Nobody Knows

March, 2005, Drama

Remember what it was like being a kid? Wanting desperately to fit in with your peers, feuding with siblings, enjoying the warmth and security of your parents’ love? Can you imagine what it would be like to face growing up knowing you’d been completely abandoned long before you could handle the adult world and its frightening complexities? Japanese director Hirokazu Koreeda can. Working from an actual incident reported a few years ago in the Tokyo press, the writer/director gathered a cast of child actors and provided them with a script so fully realized that he’s created an engrossing film which mesmerizes with every frame of its two and a third hours.  

An attractive woman and her solemn son of no more than a dozen years rent a unit in an apartment building which allows no more than 1 child per family. But as soon as they have their keys, the pair manages to sneak in the boy’s younger sister Kyoko and some suspiciously heavy suitcases. These turn out to contain Shigeru and little Yuki, a pair of still younger siblings. Keiko, the mother of this quartet, (played by a Japaneeese pop-star named You) has the feckless charm of an attractive teenage baby sitter, but she lives off the grid; the three youngest children aren’t permitted to leave their tiny home, even to venture out onto the apartment’s postage-sized balcony lest they be spotted and evicted. None of the children go to school; Keiko sees no reason why they should, since she didn’t, blithely ignoring the painfully obvious desire of Akira and Kyoko to do so. Keiko works a boring job during the day and favors the attractions of the neighborhood’s bars in the evenings, so the kids have long since learned to fend for themselves.

Soon she’s sporting a new boyfriend who’s asked her to go away with him.
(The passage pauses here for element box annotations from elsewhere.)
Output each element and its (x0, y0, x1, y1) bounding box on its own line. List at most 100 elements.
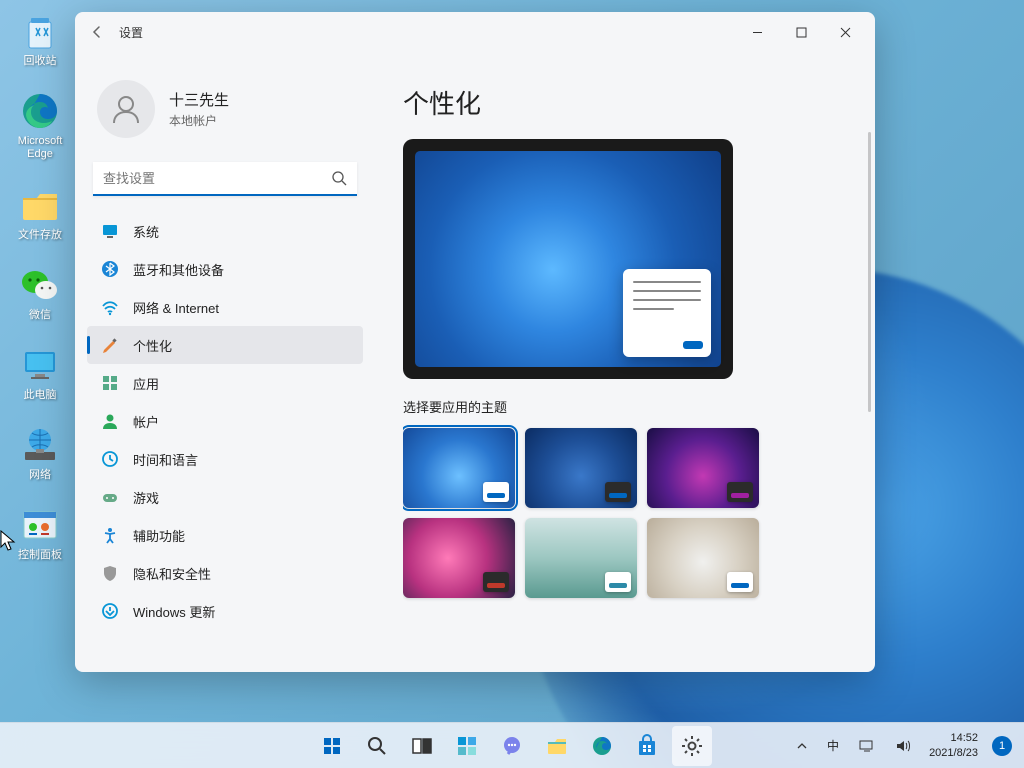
bluetooth-icon (101, 260, 119, 278)
clock-date: 2021/8/23 (929, 746, 978, 761)
back-button[interactable] (83, 18, 111, 46)
sidebar: 十三先生 本地帐户 系统蓝牙和其他设备网络 & Internet 个性化应用帐户时… (75, 52, 375, 672)
theme-chip (605, 482, 631, 502)
nav-item-apps[interactable]: 应用 (87, 364, 363, 402)
avatar-icon (97, 80, 155, 138)
personalize-icon (101, 336, 119, 354)
taskbar-center (312, 726, 712, 766)
desktop-icon-control-panel[interactable]: 控制面板 (4, 502, 76, 564)
nav-item-update[interactable]: Windows 更新 (87, 592, 363, 630)
taskbar-search[interactable] (357, 726, 397, 766)
theme-flow[interactable] (403, 518, 515, 598)
nav-list: 系统蓝牙和其他设备网络 & Internet 个性化应用帐户时间和语言游戏辅助功能… (87, 212, 363, 660)
scrollbar[interactable] (868, 132, 871, 412)
this-pc-icon (19, 344, 61, 386)
control-panel-icon (19, 504, 61, 546)
nav-item-system[interactable]: 系统 (87, 212, 363, 250)
desktop-icon-network[interactable]: 网络 (4, 422, 76, 484)
settings-window: 设置 十三先生 本地帐户 系统蓝牙和其他设备网络 & Internet 个性化应用… (75, 12, 875, 672)
tray-network-icon[interactable] (849, 726, 885, 766)
desktop-preview[interactable] (403, 139, 733, 379)
nav-item-label: 应用 (133, 374, 159, 393)
nav-item-gaming[interactable]: 游戏 (87, 478, 363, 516)
theme-glow[interactable] (647, 428, 759, 508)
minimize-button[interactable] (735, 17, 779, 47)
desktop-icon-label: Microsoft Edge (6, 135, 74, 161)
theme-dark-bloom[interactable] (525, 428, 637, 508)
taskbar-file-explorer[interactable] (537, 726, 577, 766)
taskbar: 中 14:52 2021/8/23 1 (0, 722, 1024, 768)
desktop-icons: 回收站 Microsoft Edge 文件存放 微信 此电脑 网络 控制面板 (0, 0, 80, 573)
recycle-bin-icon (19, 10, 61, 52)
desktop-icon-label: 文件存放 (18, 229, 62, 242)
nav-item-label: 系统 (133, 222, 159, 241)
theme-chip (727, 482, 753, 502)
theme-section-title: 选择要应用的主题 (403, 397, 849, 416)
theme-sunrise[interactable] (647, 518, 759, 598)
nav-item-bluetooth[interactable]: 蓝牙和其他设备 (87, 250, 363, 288)
taskbar-chat[interactable] (492, 726, 532, 766)
tray-volume-icon[interactable] (885, 726, 921, 766)
taskbar-clock[interactable]: 14:52 2021/8/23 (921, 731, 986, 761)
nav-item-label: 帐户 (133, 412, 159, 431)
desktop-icon-edge[interactable]: Microsoft Edge (4, 88, 76, 163)
taskbar-store[interactable] (627, 726, 667, 766)
maximize-button[interactable] (779, 17, 823, 47)
close-button[interactable] (823, 17, 867, 47)
nav-item-label: 时间和语言 (133, 450, 198, 469)
theme-captured-motion[interactable] (525, 518, 637, 598)
privacy-icon (101, 564, 119, 582)
search-box (93, 162, 357, 196)
theme-light-bloom[interactable] (403, 428, 515, 508)
nav-item-account[interactable]: 帐户 (87, 402, 363, 440)
titlebar: 设置 (75, 12, 875, 52)
desktop-icon-label: 网络 (29, 469, 51, 482)
user-name: 十三先生 (169, 89, 229, 110)
window-preview (623, 269, 711, 357)
taskbar-start[interactable] (312, 726, 352, 766)
tray-chevron[interactable] (787, 726, 817, 766)
notification-badge[interactable]: 1 (992, 736, 1012, 756)
taskbar-edge[interactable] (582, 726, 622, 766)
theme-grid (403, 428, 849, 598)
apps-icon (101, 374, 119, 392)
network-icon (101, 298, 119, 316)
update-icon (101, 602, 119, 620)
nav-item-label: Windows 更新 (133, 602, 215, 621)
nav-item-privacy[interactable]: 隐私和安全性 (87, 554, 363, 592)
page-heading: 个性化 (403, 84, 863, 121)
desktop-icon-recycle-bin[interactable]: 回收站 (4, 8, 76, 70)
main-content: 个性化 选择要应用的主题 (375, 52, 875, 672)
nav-item-label: 辅助功能 (133, 526, 185, 545)
nav-item-label: 个性化 (133, 336, 172, 355)
time-icon (101, 450, 119, 468)
wechat-icon (19, 264, 61, 306)
nav-item-label: 游戏 (133, 488, 159, 507)
folder-icon (19, 184, 61, 226)
gaming-icon (101, 488, 119, 506)
desktop-icon-wechat[interactable]: 微信 (4, 262, 76, 324)
account-icon (101, 412, 119, 430)
tray-ime[interactable]: 中 (817, 726, 849, 766)
accessibility-icon (101, 526, 119, 544)
taskbar-widgets[interactable] (447, 726, 487, 766)
taskbar-settings[interactable] (672, 726, 712, 766)
theme-chip (483, 572, 509, 592)
taskbar-task-view[interactable] (402, 726, 442, 766)
clock-time: 14:52 (950, 731, 978, 746)
desktop-icon-label: 控制面板 (18, 549, 62, 562)
desktop-icon-this-pc[interactable]: 此电脑 (4, 342, 76, 404)
nav-item-network[interactable]: 网络 & Internet (87, 288, 363, 326)
search-input[interactable] (93, 162, 357, 196)
nav-item-accessibility[interactable]: 辅助功能 (87, 516, 363, 554)
nav-item-personalize[interactable]: 个性化 (87, 326, 363, 364)
desktop-icon-label: 微信 (29, 309, 51, 322)
window-title: 设置 (119, 24, 143, 41)
desktop-icon-file-storage[interactable]: 文件存放 (4, 182, 76, 244)
network-icon (19, 424, 61, 466)
theme-chip (483, 482, 509, 502)
nav-item-time[interactable]: 时间和语言 (87, 440, 363, 478)
nav-item-label: 网络 & Internet (133, 298, 219, 317)
system-icon (101, 222, 119, 240)
user-panel[interactable]: 十三先生 本地帐户 (87, 52, 363, 158)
Having neglected to mention the children to her new suitor, Keiko puts some cash on the kitchen/living room table one evening and tells Akira she’s going away for a while to take a new job; he’s in charge until her return. Short absences being her standard modus operandi, Akira and his siblings simply soldier on, with Akira doing the grocery shopping, laundry and setting the rules. A few months later Keiko returns, armed with presents and the news that she has to go away again, “for a long time”. That night she simply deserts her children.

Akira, played with quiet intensity by newcomer Yuya Yagira, (who won the best actor award last year at Cannes for his performance) rules the household with casual, unquestioned authority; for the most part, his siblings obey his often arbitrary rules. His affection for them and the seriousness with which he accepts his responsibilities make his often frantic days at once comic and painfully difficult to watch, for the director never fails to signal, with perfect attention to the mundane details of everyday life, that this quartet is headed for disaster.
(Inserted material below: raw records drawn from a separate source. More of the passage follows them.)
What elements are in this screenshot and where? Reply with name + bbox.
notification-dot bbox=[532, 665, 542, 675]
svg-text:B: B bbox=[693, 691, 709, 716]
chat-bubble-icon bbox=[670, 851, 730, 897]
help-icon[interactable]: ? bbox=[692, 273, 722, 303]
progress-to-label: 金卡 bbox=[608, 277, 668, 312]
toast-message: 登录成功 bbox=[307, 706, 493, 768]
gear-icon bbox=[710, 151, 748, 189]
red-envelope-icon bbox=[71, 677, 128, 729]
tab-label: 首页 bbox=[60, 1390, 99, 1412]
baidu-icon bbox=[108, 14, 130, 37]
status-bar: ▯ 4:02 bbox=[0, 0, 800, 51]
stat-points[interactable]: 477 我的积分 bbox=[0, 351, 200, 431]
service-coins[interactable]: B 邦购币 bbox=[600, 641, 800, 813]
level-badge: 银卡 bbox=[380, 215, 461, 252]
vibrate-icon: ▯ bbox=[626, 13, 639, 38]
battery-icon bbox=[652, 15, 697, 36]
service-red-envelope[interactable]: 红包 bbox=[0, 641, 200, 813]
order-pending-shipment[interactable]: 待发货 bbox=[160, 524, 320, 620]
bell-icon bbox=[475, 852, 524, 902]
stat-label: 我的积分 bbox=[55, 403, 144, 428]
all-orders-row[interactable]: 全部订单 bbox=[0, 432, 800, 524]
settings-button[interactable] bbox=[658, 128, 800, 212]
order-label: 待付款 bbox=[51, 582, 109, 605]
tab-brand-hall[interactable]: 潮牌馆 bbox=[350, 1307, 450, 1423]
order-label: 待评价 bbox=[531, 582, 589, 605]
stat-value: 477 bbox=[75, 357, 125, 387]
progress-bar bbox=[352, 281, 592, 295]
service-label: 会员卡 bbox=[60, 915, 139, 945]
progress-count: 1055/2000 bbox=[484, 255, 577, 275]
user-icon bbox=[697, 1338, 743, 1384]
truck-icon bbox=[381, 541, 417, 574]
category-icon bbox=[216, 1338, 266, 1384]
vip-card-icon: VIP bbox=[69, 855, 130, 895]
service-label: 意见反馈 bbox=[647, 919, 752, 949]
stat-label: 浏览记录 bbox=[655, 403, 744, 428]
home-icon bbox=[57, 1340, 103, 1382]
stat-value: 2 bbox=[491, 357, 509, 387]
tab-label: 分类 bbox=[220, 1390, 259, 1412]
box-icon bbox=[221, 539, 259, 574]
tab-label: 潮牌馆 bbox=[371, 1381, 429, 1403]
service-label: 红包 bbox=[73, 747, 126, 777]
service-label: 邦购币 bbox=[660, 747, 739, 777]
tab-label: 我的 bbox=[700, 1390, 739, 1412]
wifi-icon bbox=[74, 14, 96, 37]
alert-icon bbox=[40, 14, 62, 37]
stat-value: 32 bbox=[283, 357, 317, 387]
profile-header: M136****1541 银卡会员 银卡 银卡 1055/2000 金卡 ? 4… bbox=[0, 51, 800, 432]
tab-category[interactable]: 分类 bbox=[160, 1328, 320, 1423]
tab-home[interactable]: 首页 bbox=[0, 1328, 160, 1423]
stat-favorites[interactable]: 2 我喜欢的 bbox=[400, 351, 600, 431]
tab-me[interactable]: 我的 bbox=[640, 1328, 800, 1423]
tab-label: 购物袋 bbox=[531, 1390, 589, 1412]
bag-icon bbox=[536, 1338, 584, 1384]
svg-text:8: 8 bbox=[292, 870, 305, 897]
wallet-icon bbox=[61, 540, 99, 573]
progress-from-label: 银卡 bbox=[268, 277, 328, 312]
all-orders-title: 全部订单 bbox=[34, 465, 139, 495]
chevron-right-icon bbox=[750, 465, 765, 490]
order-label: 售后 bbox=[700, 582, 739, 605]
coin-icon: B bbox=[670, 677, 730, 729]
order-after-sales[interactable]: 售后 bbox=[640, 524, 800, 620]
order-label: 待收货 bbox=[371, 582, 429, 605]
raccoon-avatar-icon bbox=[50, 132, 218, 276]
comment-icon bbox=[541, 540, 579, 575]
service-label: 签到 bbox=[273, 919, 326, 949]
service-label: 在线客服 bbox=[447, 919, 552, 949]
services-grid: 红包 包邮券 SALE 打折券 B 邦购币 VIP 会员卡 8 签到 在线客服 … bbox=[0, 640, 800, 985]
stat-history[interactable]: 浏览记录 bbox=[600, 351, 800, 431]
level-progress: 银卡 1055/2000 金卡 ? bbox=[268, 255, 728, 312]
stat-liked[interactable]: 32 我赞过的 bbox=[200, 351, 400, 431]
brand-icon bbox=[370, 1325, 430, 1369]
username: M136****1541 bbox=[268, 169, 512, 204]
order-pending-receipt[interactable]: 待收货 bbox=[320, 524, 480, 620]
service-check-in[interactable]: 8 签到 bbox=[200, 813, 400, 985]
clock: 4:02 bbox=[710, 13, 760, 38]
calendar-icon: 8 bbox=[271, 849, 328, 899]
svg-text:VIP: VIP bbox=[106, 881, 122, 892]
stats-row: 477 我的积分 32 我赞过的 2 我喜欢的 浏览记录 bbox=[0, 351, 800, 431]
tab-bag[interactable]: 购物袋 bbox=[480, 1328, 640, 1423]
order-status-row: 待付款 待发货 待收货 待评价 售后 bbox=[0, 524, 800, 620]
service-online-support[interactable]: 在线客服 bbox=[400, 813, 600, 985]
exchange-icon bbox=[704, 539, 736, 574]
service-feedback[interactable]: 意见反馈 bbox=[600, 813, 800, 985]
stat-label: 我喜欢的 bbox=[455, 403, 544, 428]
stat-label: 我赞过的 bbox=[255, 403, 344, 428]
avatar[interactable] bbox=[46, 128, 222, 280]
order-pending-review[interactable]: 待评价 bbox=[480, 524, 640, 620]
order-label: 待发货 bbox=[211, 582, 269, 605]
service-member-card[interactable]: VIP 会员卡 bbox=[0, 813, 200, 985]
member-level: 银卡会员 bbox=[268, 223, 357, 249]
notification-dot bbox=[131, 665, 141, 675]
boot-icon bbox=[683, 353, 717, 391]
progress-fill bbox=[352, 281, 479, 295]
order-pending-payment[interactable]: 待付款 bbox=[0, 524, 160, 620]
Akira longs to make friends, ride a bicycle and play baseball, so he turns to petty theft to buy video games with which to lure neighborhood boys to the apartment. Kyoko, struggling to rationalize her desire to learn with the claustrophobic circumstances of her life, slowly retreats inward, spending more and more time alone in the apartment’s single closet. Akira entertains his two youngest siblings by planting seeds in milk cartons that are placed on the railing of their balcony to catch the sun. 

The money runs out fairly quickly of course; water and power are shut off and Akira finds himself bathing and doing a bit of laundry in the neighborhood park’s drinking fountain. Bluffing the landlord’s a bit easier; she’s uncomfortable pressing a child for money and too readily believes his lies about when his mother is going to return. Even the friendship of Saki, a shunned girl Akira’s age who attends a private school can’t ease the ache in these children’s hearts and the accidental launching of one of their pots from its perch on the balcony prefigures the loss which constitutes the movie’s climax. 

Koreeda’s screenplay provides his young actors with such a pitch perfect blend of normal childhood experiences and matter-of-fact dialogue that he’s able to create a world for Akira and his charges that’s simultaneously normal and agonizing; the quiet stoicism on display never appears forced or contrived, making the film’ denouement all the more heartbreaking. Even more astounding is the hermetically-sealed world the director creates for them; even though they live in one of the largest and most densely populated cities on earth, these children are as far removed from other human contact as the marooned prep-school boys in Lord of the Flies. The fact that Akira and his siblings behave with all of the normal drives of the subjects of that novel while demonstrating so little of their accompanying youthful barbarism only adds to Akira’s appeal and appalling vulnerability of the family he heads.

Nobody’s charms are as subtle as its carefully-presented characters, heroes who struggle to deal with a world they had no part in making and which makes no sense to them. With quiet dignity and fierce resilience, these children will steal your heart- -and then break it. 

The Verdict?  A small, perfectly detailed gem. If you miss it during its theatrical release, be sure to look for it on video or DVD.